Armand entered his cellar to discover over 5,000 bottles had burst/broke and another 80,000 were rendered undrinkable. To add insult to injury, the lease on his brewing equipment came up and due to the disaster he wasn’t able to renew it so it was sold out from under him. Fortunately, there was enough beer left that he’d brew to bottle some 17,000 bottles of estate Geuze which he could sell to raise funds. Additionally, he turned lemons into lemonade. Or more accurately, he decided to distill the 80,000 bad bottles and turned them into Armands Spirit.
3 Fonteinen Oude Kriek is made by adding cherries, pits and all, into young Lambic and allowing it to ferment in the barrel for another 6-8 months. It’s then bottled where it bottle conditions for 4 more months before being released to the market.
Appearance: Murky plum red, pink head, ok retention.
Aroma: Cherry, vanilla, almonds, lemon, funky notes, citrus peel, currants, fruity, citrus.
Taste: Cherry, lemon zest, ruby grapefruit juice, almonds, vanilla.
Overall Impression: The cherry pit aromas are quite strong compared to some other krieks which adds a very intriguing depth to 3 Fonteinen’s version.
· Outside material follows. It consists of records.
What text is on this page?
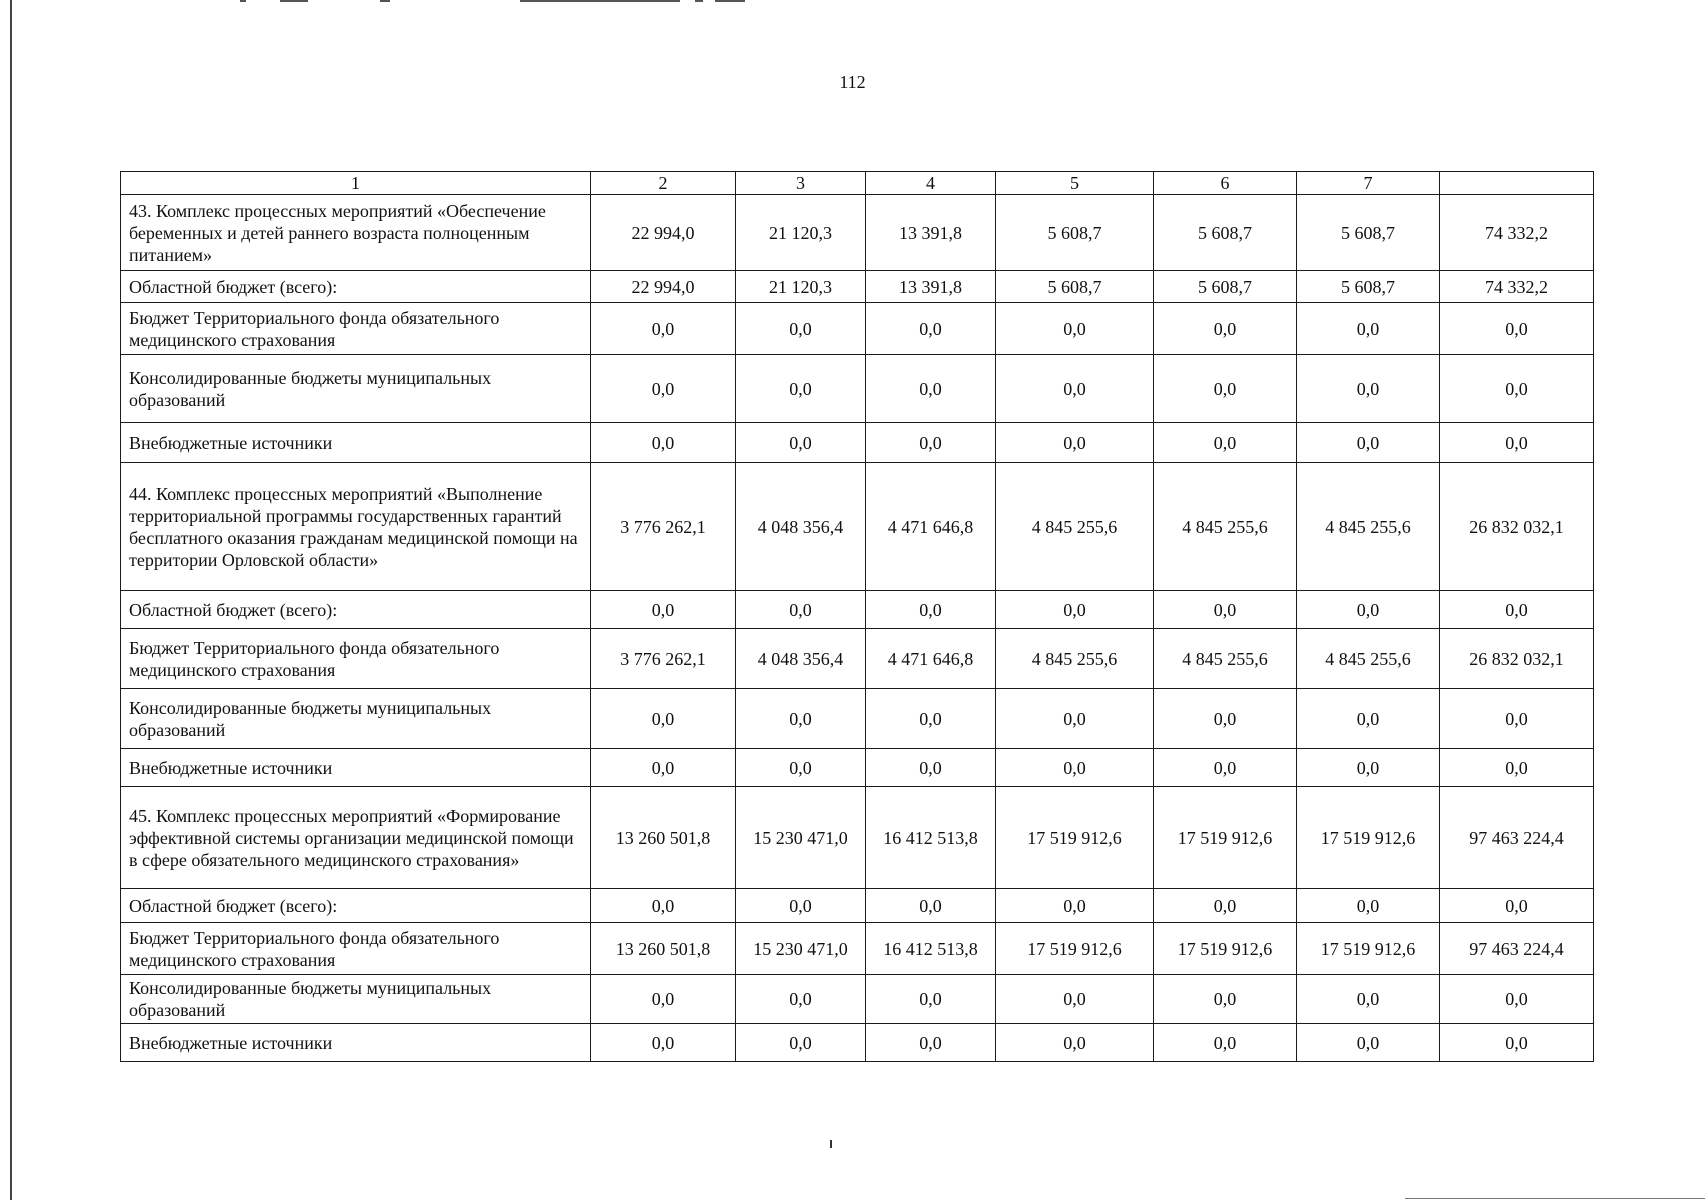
112
1	2	3	4	5	6	7	
43. Комплекс процессных мероприятий «Обеспечение беременных и детей раннего возраста полноценным питанием»	22 994,0	21 120,3	13 391,8	5 608,7	5 608,7	5 608,7	74 332,2
Областной бюджет (всего):	22 994,0	21 120,3	13 391,8	5 608,7	5 608,7	5 608,7	74 332,2
Бюджет Территориального фонда обязательного медицинского страхования	0,0	0,0	0,0	0,0	0,0	0,0	0,0
Консолидированные бюджеты муниципальных образований	0,0	0,0	0,0	0,0	0,0	0,0	0,0
Внебюджетные источники	0,0	0,0	0,0	0,0	0,0	0,0	0,0
44. Комплекс процессных мероприятий «Выполнение территориальной программы государственных гарантий бесплатного оказания гражданам медицинской помощи на территории Орловской области»	3 776 262,1	4 048 356,4	4 471 646,8	4 845 255,6	4 845 255,6	4 845 255,6	26 832 032,1
Областной бюджет (всего):	0,0	0,0	0,0	0,0	0,0	0,0	0,0
Бюджет Территориального фонда обязательного медицинского страхования	3 776 262,1	4 048 356,4	4 471 646,8	4 845 255,6	4 845 255,6	4 845 255,6	26 832 032,1
Консолидированные бюджеты муниципальных образований	0,0	0,0	0,0	0,0	0,0	0,0	0,0
Внебюджетные источники	0,0	0,0	0,0	0,0	0,0	0,0	0,0
45. Комплекс процессных мероприятий «Формирование эффективной системы организации медицинской помощи в сфере обязательного медицинского страхования»	13 260 501,8	15 230 471,0	16 412 513,8	17 519 912,6	17 519 912,6	17 519 912,6	97 463 224,4
Областной бюджет (всего):	0,0	0,0	0,0	0,0	0,0	0,0	0,0
Бюджет Территориального фонда обязательного медицинского страхования	13 260 501,8	15 230 471,0	16 412 513,8	17 519 912,6	17 519 912,6	17 519 912,6	97 463 224,4
Консолидированные бюджеты муниципальных образований	0,0	0,0	0,0	0,0	0,0	0,0	0,0
Внебюджетные источники	0,0	0,0	0,0	0,0	0,0	0,0	0,0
While it is obviously a nicely tart beer, it still has a great level of balance for the style. This is a very fruit forward Lambic with only hints of its funkier side. It possesses a great deal of depth and flavor. Truly a classic Oude Kriek
Availability: Highly limited, imported by Shelton Brothers.
Note: This beer was sent to me by my friend and Belgian Beer Blogger, Belgian Beer Geek.
I really enjoyed the history of 3 Fonteinen brewery. All of it was new to me. Thanks for another informative review.
Thanks! I think background information is probably just as important if not more important than the tasting notes. The “why”and “who” are a huge part of why people drink craft beer.
When it comes to Oude Kriek and Oude Geuze, those of 3Fonteinen are one of my favorite ones. And he actually is brewing again. I think they started brewing again as from end of 2013 so they’ll be using their own wort again for a part.
That’s why I usually like to drink the “house” or mainline beers from breweries. That way I can find out what they’re like on a day to day drinking basis before venturing into their “special” beers. And 3 Fonteinen is certainly outstanding on their basics!